Possibly the most-beloved musical of all time, The Sound of Music is a classic families have enjoyed watching for nearly 50 years. “The Sound of Music”, “Edelweiss”, and “Do-Re-Mi” are just a few of the timeless songs this film introduced to the world. The Sound of Music is an inspiring epic, a love story, a fond look at family, and a musical masterpiece rolled into one. No generation should missed seeing it.

1970s

Rocky (1976)

PG for boxing violence and sensuality.
Sylvester Stallone, Talla Shire, Burt Young
Won 3 Oscars

Rocky Balboa is a no-name boxer with the chance of a lifetime – to fight the heavyweight champion, Apollo Creed. With the odds against him, Rocky determines to “go the distance”.

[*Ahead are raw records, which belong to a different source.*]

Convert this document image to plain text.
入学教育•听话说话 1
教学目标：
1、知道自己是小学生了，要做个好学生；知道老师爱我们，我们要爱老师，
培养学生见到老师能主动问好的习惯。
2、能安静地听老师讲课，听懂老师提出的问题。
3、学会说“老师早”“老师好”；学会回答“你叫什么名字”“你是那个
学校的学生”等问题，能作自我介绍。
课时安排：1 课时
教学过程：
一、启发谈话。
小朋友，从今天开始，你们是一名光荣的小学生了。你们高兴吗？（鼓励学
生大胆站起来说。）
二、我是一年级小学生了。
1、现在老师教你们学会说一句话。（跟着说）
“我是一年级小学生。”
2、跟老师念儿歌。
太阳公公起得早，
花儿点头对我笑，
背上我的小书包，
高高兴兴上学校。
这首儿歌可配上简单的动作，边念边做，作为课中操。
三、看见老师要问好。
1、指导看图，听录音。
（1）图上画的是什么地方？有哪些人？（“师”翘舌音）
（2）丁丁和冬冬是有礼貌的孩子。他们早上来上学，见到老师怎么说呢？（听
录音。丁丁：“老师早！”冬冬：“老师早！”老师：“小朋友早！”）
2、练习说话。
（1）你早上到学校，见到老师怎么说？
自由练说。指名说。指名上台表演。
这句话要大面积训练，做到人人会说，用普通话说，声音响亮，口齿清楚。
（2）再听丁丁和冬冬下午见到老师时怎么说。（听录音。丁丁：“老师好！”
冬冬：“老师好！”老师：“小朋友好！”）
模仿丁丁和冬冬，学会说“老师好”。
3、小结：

Rocky has given American film so many iconic moments. The first in a boxing film franchise, Rocky kick started actor Slyvester Stallone’s career. It’s a cinematic expression of the determination a man can have in the face of an immense obstacle. And though boxing films aren’t usually on my list of favorites, this 1970s flick stands out.

1980s

Chariots of Fire (1981)

PG
Ben Cross, Ian Charleson, Nicholas Farrell

Won 4 Oscars

When Eric Liddell runs, he feels God’s pleasure. His famous story coincides with another determined British athlete, a Jewish man named Abrahams. Though both religious, Liddell, a devout Christian, makes headlines during the 1924 Olympics when he refuses to run on Sunday.

Easily one of the most compelling religious films ever made, Chariots of Fire tells the incredible story of runner Eric Liddell and the faith that was more important than Olympic honors. From the memorable scene of actor Ian Charleson running on the beach with the iconic theme music to the incredible portrayal of a faithful man living to glorify God, Chariots of Fire is the best faith/sports movie around.

1990s

Braveheart (1995)

R for brutal medieval warfare
Mel Gibson, Sophie Marceau, Patrick McGoohan
Won 5 Oscars

A commoner named William Wallace retaliates against English rule in 13th Century Scotland. Banding together with his friends and loyal countrymen, Wallace seeks to overthrow their oppressors in a fight for freedom.

Everyone knows the name of William Wallace thanks to Mel Gibson’s Braveheart. His famous line as the warrior Wallace sums up the movie's desperate and courageous tone: “Every man dies. Not every man really lives.” This history-inspired epic is one of the greatest stories told on film in modern history.

Note: This film is rated R for violence, contains sexual content and language, and should not be viewed by children. Strong caution is advised.

2000s

The Lord of the Rings: The Return of the King (2003)

PG-13 for intense epic battle sequences and frightening images.
Elijah Wood, Viggo Mortensen, Ian McKellen, Sean Astin, Sean Bean, Cate Blanchett, Billy Boyd, Orlando Bloom, Bernard Hill, Ian Holm, Dominic Monaghan, John Noble, John Rhys-Davies, Miranda Otto, Liv Tyler, Andy Serkis, Hugo Weaving, Karl Urban, David Wenham
Won 11 Oscars

In a desperate attempt to rid Middle Earth of the evil besetting it, hobbits Frodo and Sam continue their perilous journey to Mount Doom where they must destroy the Ring. Friends and allies meanwhile must defend themselves against a wicked onslaught that threatens the very existence of man.

The Return of the King is the crowning achievement of director Peter Jackson’s work to bring revered, Christian author J.R.R. Tolkien’s Lord of the Rings trilogy to the big screen. The Fellowship of the Ring and The Two Towers build an incredible cinematic climax to this third installment in the blockbuster franchise. Supported by an all-star cast (as you can see by the list of actors above), The Return of the King is a compelling tale of loyalty, bravery, and faith. This is one trilogy no one should miss.

Note: Watch the extended version for the best viewing experience (the original version does not explain as much as the extended).